Earlier this week, a woman named Tonya Carpenter suffered significant injuries when she was hit by a piece of a broken bat during a game at Fenway Park. Carpenter was rushed to the hospital, and her family later described her condition as "serious."
Needless to say, the incident has sparked discussion about the possibility of increasing the amount of protective netting behind the plate. Carpenter was sitting in the second row, between home plate and the third base dugout, where there is no netting.
According to Ken Rosenthal of Fox Sports, the MLB Players' Association proposed installing additional netting behind the plate during the last two rounds of collective bargaining. Baseball's two most recent collective bargaining agreements took effect in 2007 and 2012.
The issue? Owners didn't want to upset fans paying top dollar for great seats by cutting off their access to players. Here's more from Rosenthal:
"Some owners are afraid to upset the fans that pay some of the highest ticket prices, when in reality, it's an effort to protect those very fans," said Diamondbacks reliever Brad Ziegler, a member of the negotiating committee for the players' union.
"(The owners) seem afraid that fans will lose access to the players - autographs, getting baseballs, etc. -- and that will cause those ticket holders to be unhappy. Or, that they'd have to watch the game through a net. (But) fans behind home plate pay the highest prices, have the same issues, and yet those seats are always full."
...
"The blowback we got is that people pay lots of money for those seats and don't want a net in front of them," said left-hander C.J. Wilson, the Angels' player representative to the union. "The difficulty for owners is balancing the premium seats and the safety of the people in the premium seats.

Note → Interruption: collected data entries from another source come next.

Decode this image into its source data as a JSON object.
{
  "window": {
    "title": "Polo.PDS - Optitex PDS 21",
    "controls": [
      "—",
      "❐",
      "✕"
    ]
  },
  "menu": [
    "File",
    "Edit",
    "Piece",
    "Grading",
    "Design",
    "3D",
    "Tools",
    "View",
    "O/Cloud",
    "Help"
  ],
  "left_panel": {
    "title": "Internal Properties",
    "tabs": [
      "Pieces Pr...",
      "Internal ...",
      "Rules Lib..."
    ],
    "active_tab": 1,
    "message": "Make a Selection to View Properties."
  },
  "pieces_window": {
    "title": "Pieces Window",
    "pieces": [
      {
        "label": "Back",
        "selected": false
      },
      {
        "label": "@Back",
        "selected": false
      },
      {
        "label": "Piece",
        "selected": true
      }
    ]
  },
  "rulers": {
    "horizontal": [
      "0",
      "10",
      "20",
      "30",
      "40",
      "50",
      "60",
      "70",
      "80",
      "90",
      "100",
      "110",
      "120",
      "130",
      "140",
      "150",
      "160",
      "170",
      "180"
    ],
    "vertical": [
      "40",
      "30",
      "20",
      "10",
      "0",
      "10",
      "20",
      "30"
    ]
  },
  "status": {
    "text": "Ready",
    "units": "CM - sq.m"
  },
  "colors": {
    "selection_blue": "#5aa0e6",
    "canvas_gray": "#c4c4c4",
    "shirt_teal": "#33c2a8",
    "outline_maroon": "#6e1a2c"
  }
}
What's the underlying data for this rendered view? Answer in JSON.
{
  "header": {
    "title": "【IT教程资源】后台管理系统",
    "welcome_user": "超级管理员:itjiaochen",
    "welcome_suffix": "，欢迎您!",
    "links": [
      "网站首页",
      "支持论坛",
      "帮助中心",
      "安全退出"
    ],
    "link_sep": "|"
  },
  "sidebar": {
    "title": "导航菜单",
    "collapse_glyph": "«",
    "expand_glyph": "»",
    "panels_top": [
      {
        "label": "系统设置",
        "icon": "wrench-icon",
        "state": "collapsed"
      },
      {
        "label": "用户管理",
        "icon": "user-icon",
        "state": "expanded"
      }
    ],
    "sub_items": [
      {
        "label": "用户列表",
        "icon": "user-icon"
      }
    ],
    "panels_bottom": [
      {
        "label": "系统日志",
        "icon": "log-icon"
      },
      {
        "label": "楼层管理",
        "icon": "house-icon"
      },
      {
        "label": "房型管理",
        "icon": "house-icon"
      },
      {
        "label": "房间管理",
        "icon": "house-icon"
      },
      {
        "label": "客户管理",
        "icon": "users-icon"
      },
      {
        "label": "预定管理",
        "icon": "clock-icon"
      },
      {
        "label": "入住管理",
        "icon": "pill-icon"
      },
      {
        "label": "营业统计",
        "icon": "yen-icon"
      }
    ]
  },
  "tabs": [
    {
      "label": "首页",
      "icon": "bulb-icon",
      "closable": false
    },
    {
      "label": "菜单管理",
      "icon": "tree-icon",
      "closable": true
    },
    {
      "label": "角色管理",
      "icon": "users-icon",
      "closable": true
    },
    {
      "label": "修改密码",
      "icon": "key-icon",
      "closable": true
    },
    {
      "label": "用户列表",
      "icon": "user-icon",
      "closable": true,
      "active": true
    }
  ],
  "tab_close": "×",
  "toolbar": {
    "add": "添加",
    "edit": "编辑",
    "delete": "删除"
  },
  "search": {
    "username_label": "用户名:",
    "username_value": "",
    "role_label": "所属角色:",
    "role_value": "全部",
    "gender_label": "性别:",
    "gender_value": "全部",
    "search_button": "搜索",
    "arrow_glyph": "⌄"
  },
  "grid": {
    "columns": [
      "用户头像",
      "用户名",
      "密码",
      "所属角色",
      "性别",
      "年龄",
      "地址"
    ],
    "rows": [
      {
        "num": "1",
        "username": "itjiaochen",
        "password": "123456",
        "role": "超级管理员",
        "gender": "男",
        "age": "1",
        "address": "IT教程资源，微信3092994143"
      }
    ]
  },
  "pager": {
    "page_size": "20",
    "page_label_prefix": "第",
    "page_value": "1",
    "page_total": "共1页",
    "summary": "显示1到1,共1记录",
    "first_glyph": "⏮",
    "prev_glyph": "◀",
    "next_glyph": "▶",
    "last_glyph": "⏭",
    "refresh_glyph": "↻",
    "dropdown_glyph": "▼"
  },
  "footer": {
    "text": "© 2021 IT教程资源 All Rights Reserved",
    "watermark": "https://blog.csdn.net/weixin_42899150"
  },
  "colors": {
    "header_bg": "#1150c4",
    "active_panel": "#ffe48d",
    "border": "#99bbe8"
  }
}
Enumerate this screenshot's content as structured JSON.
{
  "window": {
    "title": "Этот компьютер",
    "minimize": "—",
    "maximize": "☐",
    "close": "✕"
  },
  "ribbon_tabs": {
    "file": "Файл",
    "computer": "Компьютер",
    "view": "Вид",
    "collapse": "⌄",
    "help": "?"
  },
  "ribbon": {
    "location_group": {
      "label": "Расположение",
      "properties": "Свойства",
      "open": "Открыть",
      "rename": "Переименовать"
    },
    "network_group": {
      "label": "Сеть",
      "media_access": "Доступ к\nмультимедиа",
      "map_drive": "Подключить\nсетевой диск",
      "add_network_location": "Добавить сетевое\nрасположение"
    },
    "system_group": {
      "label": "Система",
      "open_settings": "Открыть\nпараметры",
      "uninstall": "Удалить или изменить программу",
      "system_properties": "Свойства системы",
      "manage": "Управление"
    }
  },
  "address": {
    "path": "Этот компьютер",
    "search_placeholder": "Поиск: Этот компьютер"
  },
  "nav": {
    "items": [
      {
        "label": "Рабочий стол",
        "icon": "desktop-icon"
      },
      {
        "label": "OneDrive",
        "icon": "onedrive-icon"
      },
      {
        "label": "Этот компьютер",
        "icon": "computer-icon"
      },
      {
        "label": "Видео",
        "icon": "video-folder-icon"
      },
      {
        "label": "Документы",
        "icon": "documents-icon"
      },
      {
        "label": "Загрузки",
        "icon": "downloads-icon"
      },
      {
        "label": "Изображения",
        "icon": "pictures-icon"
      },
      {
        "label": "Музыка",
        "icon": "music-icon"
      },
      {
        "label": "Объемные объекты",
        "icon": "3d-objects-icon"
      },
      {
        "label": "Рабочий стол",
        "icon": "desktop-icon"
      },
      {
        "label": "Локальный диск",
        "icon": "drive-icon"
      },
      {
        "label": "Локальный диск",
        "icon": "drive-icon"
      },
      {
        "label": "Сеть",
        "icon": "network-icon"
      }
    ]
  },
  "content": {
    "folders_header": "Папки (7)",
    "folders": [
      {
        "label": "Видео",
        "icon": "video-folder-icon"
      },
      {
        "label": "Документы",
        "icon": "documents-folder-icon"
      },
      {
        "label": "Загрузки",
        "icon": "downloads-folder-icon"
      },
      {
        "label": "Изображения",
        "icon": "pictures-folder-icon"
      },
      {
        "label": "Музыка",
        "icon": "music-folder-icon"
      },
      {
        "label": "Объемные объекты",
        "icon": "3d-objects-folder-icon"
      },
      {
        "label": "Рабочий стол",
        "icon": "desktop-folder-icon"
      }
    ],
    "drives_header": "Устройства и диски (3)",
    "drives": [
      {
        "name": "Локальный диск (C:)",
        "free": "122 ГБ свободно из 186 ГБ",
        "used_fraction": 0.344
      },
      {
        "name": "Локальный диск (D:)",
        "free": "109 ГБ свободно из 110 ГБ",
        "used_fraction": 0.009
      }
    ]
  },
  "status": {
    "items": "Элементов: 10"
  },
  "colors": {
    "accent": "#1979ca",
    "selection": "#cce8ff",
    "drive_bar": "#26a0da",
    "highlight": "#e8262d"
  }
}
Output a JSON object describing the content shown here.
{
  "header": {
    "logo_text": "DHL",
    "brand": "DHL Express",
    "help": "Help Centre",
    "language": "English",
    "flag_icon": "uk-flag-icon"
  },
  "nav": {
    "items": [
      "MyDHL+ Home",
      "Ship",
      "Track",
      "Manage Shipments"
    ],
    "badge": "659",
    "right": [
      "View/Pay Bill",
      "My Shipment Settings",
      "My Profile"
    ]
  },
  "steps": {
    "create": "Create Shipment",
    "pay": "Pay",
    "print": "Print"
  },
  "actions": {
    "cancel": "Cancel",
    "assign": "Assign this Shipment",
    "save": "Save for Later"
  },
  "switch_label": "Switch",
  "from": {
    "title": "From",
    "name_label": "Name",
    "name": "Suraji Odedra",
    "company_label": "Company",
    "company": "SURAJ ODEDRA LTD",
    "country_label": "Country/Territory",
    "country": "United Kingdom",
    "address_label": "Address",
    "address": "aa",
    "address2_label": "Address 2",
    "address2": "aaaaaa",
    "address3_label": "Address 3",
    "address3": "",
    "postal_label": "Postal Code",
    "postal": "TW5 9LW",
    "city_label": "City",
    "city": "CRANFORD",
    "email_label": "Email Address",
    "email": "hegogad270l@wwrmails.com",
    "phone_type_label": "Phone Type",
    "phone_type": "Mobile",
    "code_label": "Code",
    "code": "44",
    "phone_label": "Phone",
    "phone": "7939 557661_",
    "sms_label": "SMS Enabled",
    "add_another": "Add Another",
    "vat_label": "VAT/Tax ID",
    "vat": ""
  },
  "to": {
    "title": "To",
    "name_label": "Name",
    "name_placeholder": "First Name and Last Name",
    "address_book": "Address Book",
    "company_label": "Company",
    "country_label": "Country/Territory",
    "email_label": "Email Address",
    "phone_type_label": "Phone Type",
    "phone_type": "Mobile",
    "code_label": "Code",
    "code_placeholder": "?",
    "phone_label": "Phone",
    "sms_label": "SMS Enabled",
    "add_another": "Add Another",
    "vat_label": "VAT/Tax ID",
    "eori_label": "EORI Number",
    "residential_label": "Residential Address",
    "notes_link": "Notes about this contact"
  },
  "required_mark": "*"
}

"Obviously, there is a lot of velocity involved with anything that goes into the stands, whether it's errant throws, broken bats, foul balls -- especially foul balls. It's terrible whenever something happens and somebody gets hurt. That's why we encourage people to literally bring a glove to the game. It's completely random when it happens. It's not predictable."
All ballparks have netting directly behind the plate to protect against pitches fouled directly back. The netting does not wrap all the way around to the dugouts, however. Many teams put temporarily netting up down the lines during batting practice.
Just about all MLB ballparks have signage warning fans that foul balls and broken bats can be dangerous, and tickets include disclaimers shifting responsibility to the fans to protect themselves. That said, this is clearly a situation MLB can step in and improve.
The current collective bargaining agreement expires during the 2016-17 offseason, though I'm sure this is a situation in which both the owners and players would agree to amend the CBA immediately if they come to an agreement.
If there is any good that can come from the Tonya Carpenter incident, it will be MLB improving safety at ballparks. Making baseball safer is always a conversation worth having.